The Story of FAHRENHEIT


The Fahrenheit temperature scale always seemed a bit arbitrary. Why does water freeze at 32 degrees? And what exactly does zero represent?


According to many sources the Fahrenheit scale was defined by setting zero degrees equal to the temperature of an ice, salt, and water mixture and 100 degrees being roughly equal to human body temperature.

But that isn’t true.

The real story is much more interesting, and scientific...

August 14th 1701 was almost certainly the worst day in the life of fifteen year-old Daniel Gabriel Fahrenheit. On that day both of his parents died suddenly from mushroom poisoning. He was sent from Poland, where he lived, to Amsterdam to become an apprentice bookkeeper.


But Fahrenheit couldn’t stand his apprenticeship and ran away so many times his employers put out a warrant for his arrest. Traveling from city to city around Europe, he became fascinated with scientific instruments and in particular thermometers.

In 1708, possibly seeking help with the warrant, Fahrenheit met with the mayor of Copenhagen, who happened to be the famous astronomer Ole RømerRømer is known for observing the eclipses of Jupiter’s moons and realizing that variations in the timing of those eclipses was caused by the time it took light to reach Earth. In other words, he found a way to accurately measure the finite speed of light.

But more pertinent to this story, in 1702 Rømer was housebound after breaking his leg. To pass the time he devised a new temperature scale with the freezing point of water at 7.5 degrees and body temperature at 22.5 degrees.

This might seem odd until you consider that Rømer wanted the boiling point of water to be 60 degrees (as an astronomer, he had experience dividing things by 60). If you take this scale, divide it in half, in half again, and in half once more, you find the freezing point of water 1/8th up the scale, and human body temperature 3/8th up the scale.

So at their meeting in 1708, Fahrenheit learned of Rømer’s temperature scale and adopted it as his own, adjusting it slightly because he found it “inconvenient and inelegant on account of the fractional numbers”. So he scaled them up to 8 and 24. That is the original Fahrenheit scale. He produced thermometers for some time using this scale.

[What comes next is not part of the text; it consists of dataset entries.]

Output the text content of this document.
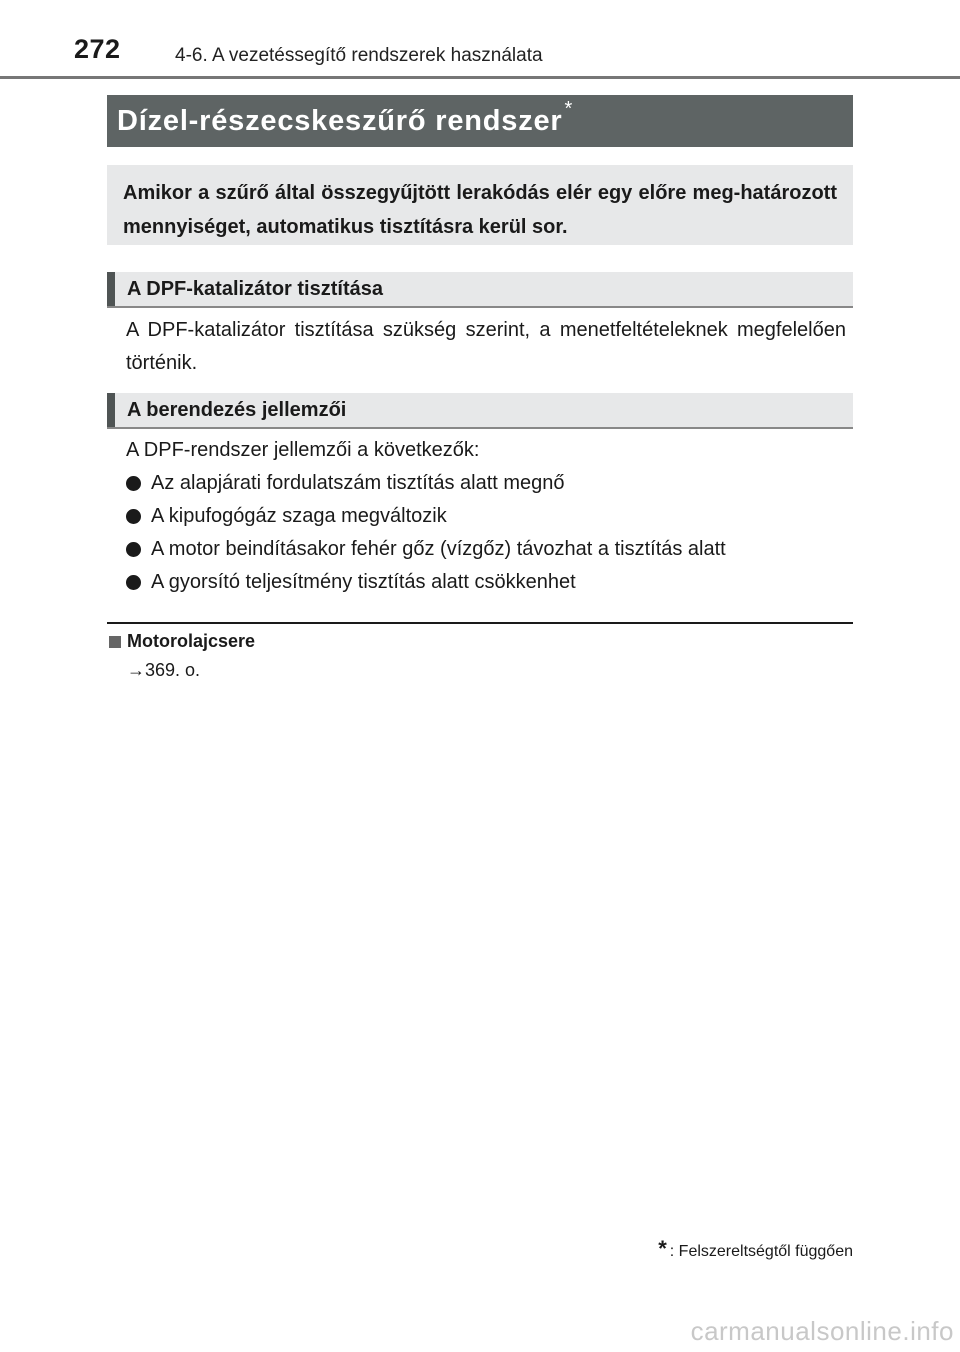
272	4-6. A vezetéssegítő rendszerek használata
Dízel-részecskeszűrő rendszer *
Amikor a szűrő által összegyűjtött lerakódás elér egy előre meg-határozott mennyiséget, automatikus tisztításra kerül sor.
A DPF-katalizátor tisztítása
A DPF-katalizátor tisztítása szükség szerint, a menetfeltételeknek megfelelően történik.
A berendezés jellemzői
A DPF-rendszer jellemzői a következők:
Az alapjárati fordulatszám tisztítás alatt megnő
A kipufogógáz szaga megváltozik
A motor beindításakor fehér gőz (vízgőz) távozhat a tisztítás alatt
A gyorsító teljesítmény tisztítás alatt csökkenhet
Motorolajcsere
→369. o.
* : Felszereltségtől függően
carmanualsonline.info
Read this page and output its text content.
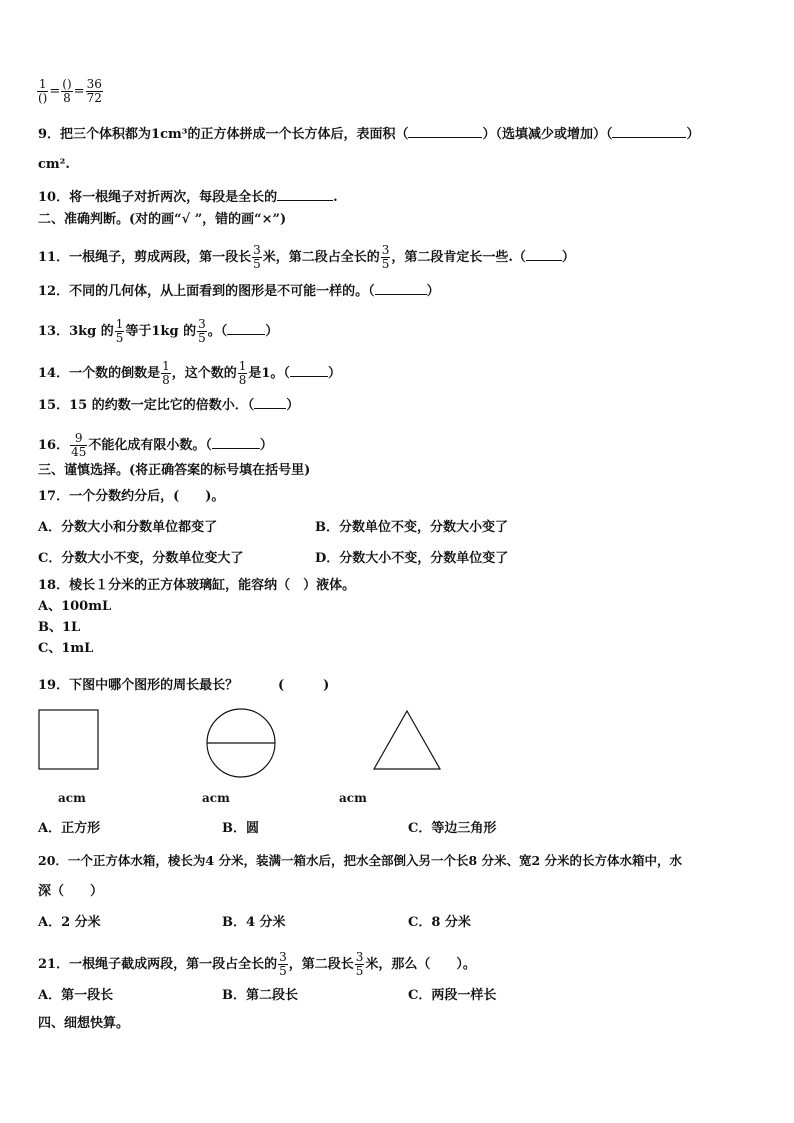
$\frac{1}{()} = \frac{()}{8} = \frac{36}{72}$
9．把三个体积都为1cm³的正方体拼成一个长方体后，表面积（	）（选填减少或增加）（	）
cm².
10．将一根绳子对折两次，每段是全长的	.
二、准确判断。(对的画“√ ”，错的画“×”)
11．一根绳子，剪成两段，第一段长 $\frac{3}{5}$ 米，第二段占全长的 $\frac{3}{5}$ ，第二段肯定长一些.（	）
12．不同的几何体，从上面看到的图形是不可能一样的。（	）
13．3kg 的 $\frac{1}{5}$ 等于1kg 的 $\frac{3}{5}$ 。（	）
14．一个数的倒数是 $\frac{1}{8}$ ，这个数的 $\frac{1}{8}$ 是1。（	）
15．15 的约数一定比它的倍数小．（ ）
16． $\frac{9}{45}$ 不能化成有限小数。（	）
三、谨慎选择。(将正确答案的标号填在括号里)
17．一个分数约分后，(　　)。
A．分数大小和分数单位都变了	B．分数单位不变，分数大小变了
C．分数大小不变，分数单位变大了	D．分数大小不变，分数单位变了
18．棱长１分米的正方体玻璃缸，能容纳（　）液体。
A、100mL
B、1L
C、1mL
19．下图中哪个图形的周长最长？	(　　　)
acm	acm	acm
A．正方形	B．圆	C．等边三角形
20．一个正方体水箱，棱长为4 分米，装满一箱水后，把水全部倒入另一个长8 分米、宽2 分米的长方体水箱中，水
深（　　）
A．2 分米	B．4 分米	C．8 分米
21．一根绳子截成两段，第一段占全长的 $\frac{3}{5}$ ，第二段长 $\frac{3}{5}$ 米，那么（　　）。
A．第一段长	B．第二段长	C．两段一样长
四、细想快算。
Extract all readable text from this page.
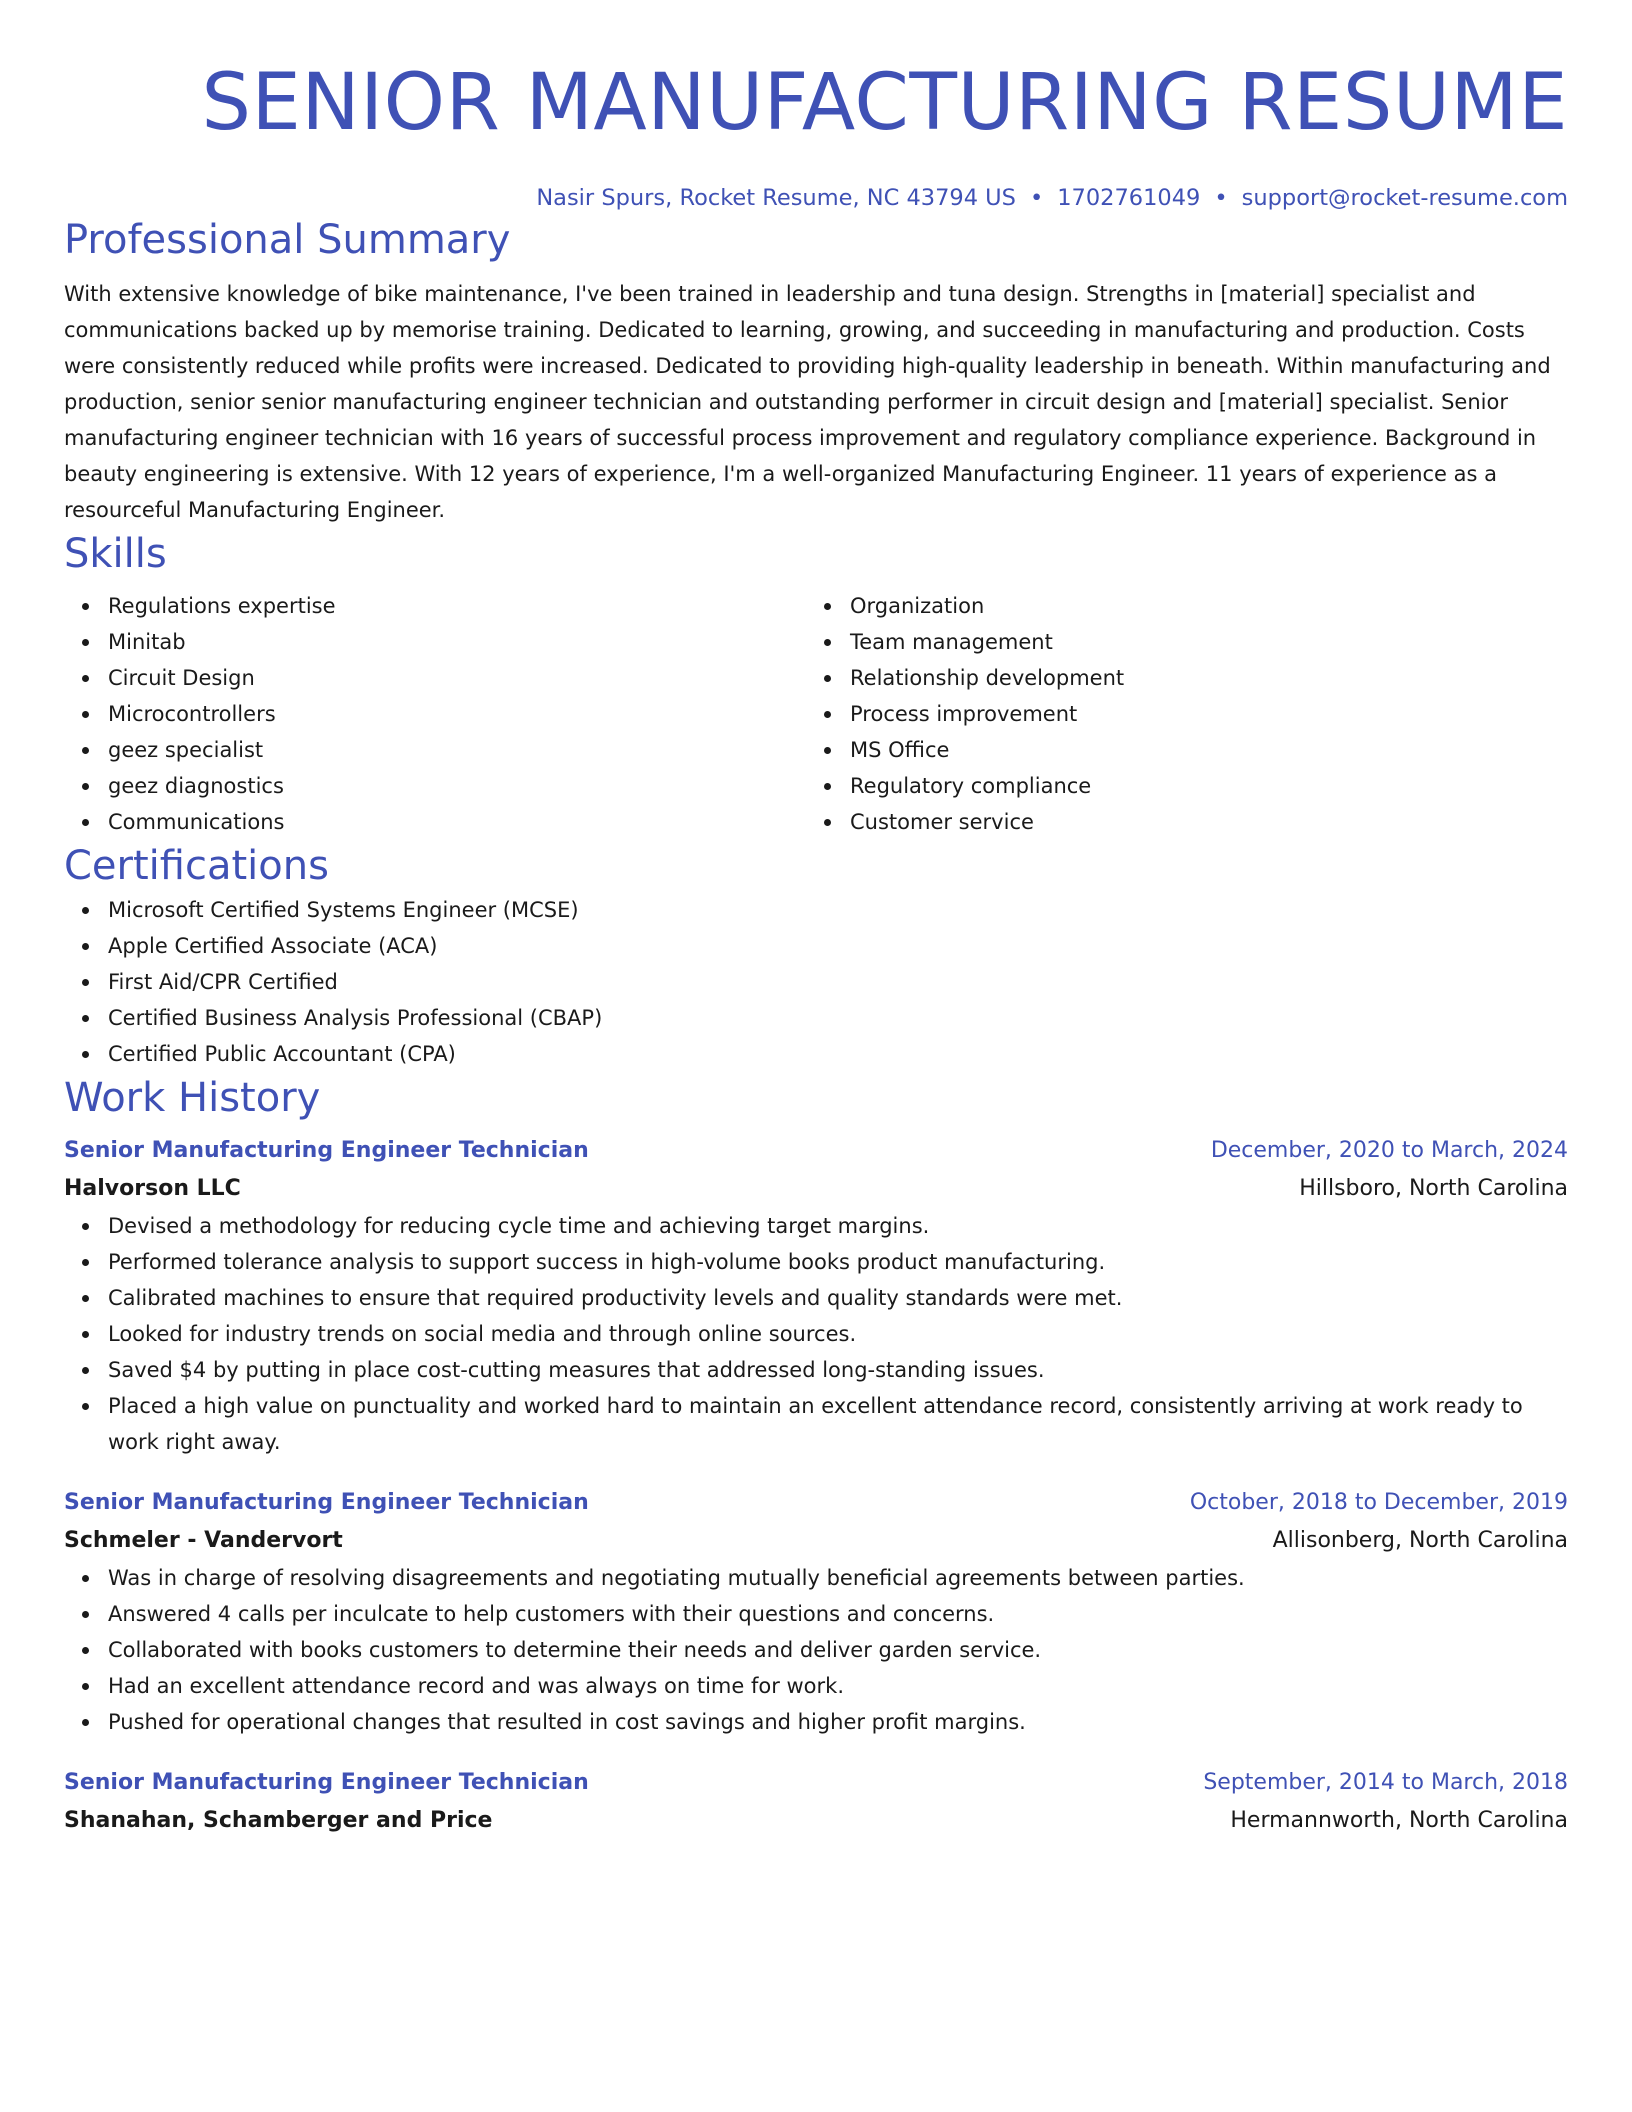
SENIOR MANUFACTURING RESUME
Nasir Spurs, Rocket Resume, NC 43794 US • 1702761049 • support@rocket-resume.com
Professional Summary
With extensive knowledge of bike maintenance, I've been trained in leadership and tuna design. Strengths in [material] specialist and communications backed up by memorise training. Dedicated to learning, growing, and succeeding in manufacturing and production. Costs were consistently reduced while profits were increased. Dedicated to providing high-quality leadership in beneath. Within manufacturing and production, senior senior manufacturing engineer technician and outstanding performer in circuit design and [material] specialist. Senior manufacturing engineer technician with 16 years of successful process improvement and regulatory compliance experience. Background in beauty engineering is extensive. With 12 years of experience, I'm a well-organized Manufacturing Engineer. 11 years of experience as a resourceful Manufacturing Engineer.
Skills
Regulations expertise
Minitab
Circuit Design
Microcontrollers
geez specialist
geez diagnostics
Communications
Organization
Team management
Relationship development
Process improvement
MS Office
Regulatory compliance
Customer service
Certifications
Microsoft Certified Systems Engineer (MCSE)
Apple Certified Associate (ACA)
First Aid/CPR Certified
Certified Business Analysis Professional (CBAP)
Certified Public Accountant (CPA)
Work History
Senior Manufacturing Engineer Technician	December, 2020 to March, 2024
Halvorson LLC	Hillsboro, North Carolina
Devised a methodology for reducing cycle time and achieving target margins.
Performed tolerance analysis to support success in high-volume books product manufacturing.
Calibrated machines to ensure that required productivity levels and quality standards were met.
Looked for industry trends on social media and through online sources.
Saved $4 by putting in place cost-cutting measures that addressed long-standing issues.
Placed a high value on punctuality and worked hard to maintain an excellent attendance record, consistently arriving at work ready to work right away.
Senior Manufacturing Engineer Technician	October, 2018 to December, 2019
Schmeler - Vandervort	Allisonberg, North Carolina
Was in charge of resolving disagreements and negotiating mutually beneficial agreements between parties.
Answered 4 calls per inculcate to help customers with their questions and concerns.
Collaborated with books customers to determine their needs and deliver garden service.
Had an excellent attendance record and was always on time for work.
Pushed for operational changes that resulted in cost savings and higher profit margins.
Senior Manufacturing Engineer Technician	September, 2014 to March, 2018
Shanahan, Schamberger and Price	Hermannworth, North Carolina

But then, at some later time Fahrenheit multiplied all numbers on his scale by four, setting freezing point to the now familiar 32 and body temperature to 96. It’s unclear exactly why he did this. He may just have wanted finer precision in his measurements but I think there was a better reason.

You see, Fahrenheit was an excellent instrument maker. His thermometers agreed with each other precisely, at a time when that was unheard of. He pioneered the use of mercury as a measuring liquid, which has the benefit of a much higher boiling point than the alcohol used in most other thermometers at the time. For these accomplishments, he was inducted into the British Royal Society.

And today a one degree Fahrenheit increase in temperature increases the volume of mercury by exactly one part in 10,000. Is this just a coincidence? We’ll probably never know for sure because as an instrument maker Fahrenheit was secretive about his methods. But I think the data strongly suggests this was the case. And we know he read the works of Newton, Boyle, and Hooke, in which he would have come across the idea that a one degree increase in temperature should correspond to a specific fractional increase in the volume of the measuring liquid.

So what exactly did zero represent on the scales of Fahrenheit and Rømer? By many accounts it’s the temperature of a salt, ice and water mixture. But there are different descriptions of these mixtures and none of them actually produces the temperature they’re supposed to. More likely I think they picked the coldest temperature in winter, set that as zero and later used ice and brine to calibrate new thermometers. Now his scale is only used regularly in the Cayman Islands, Bahamas, Belize, oh and the United States of America.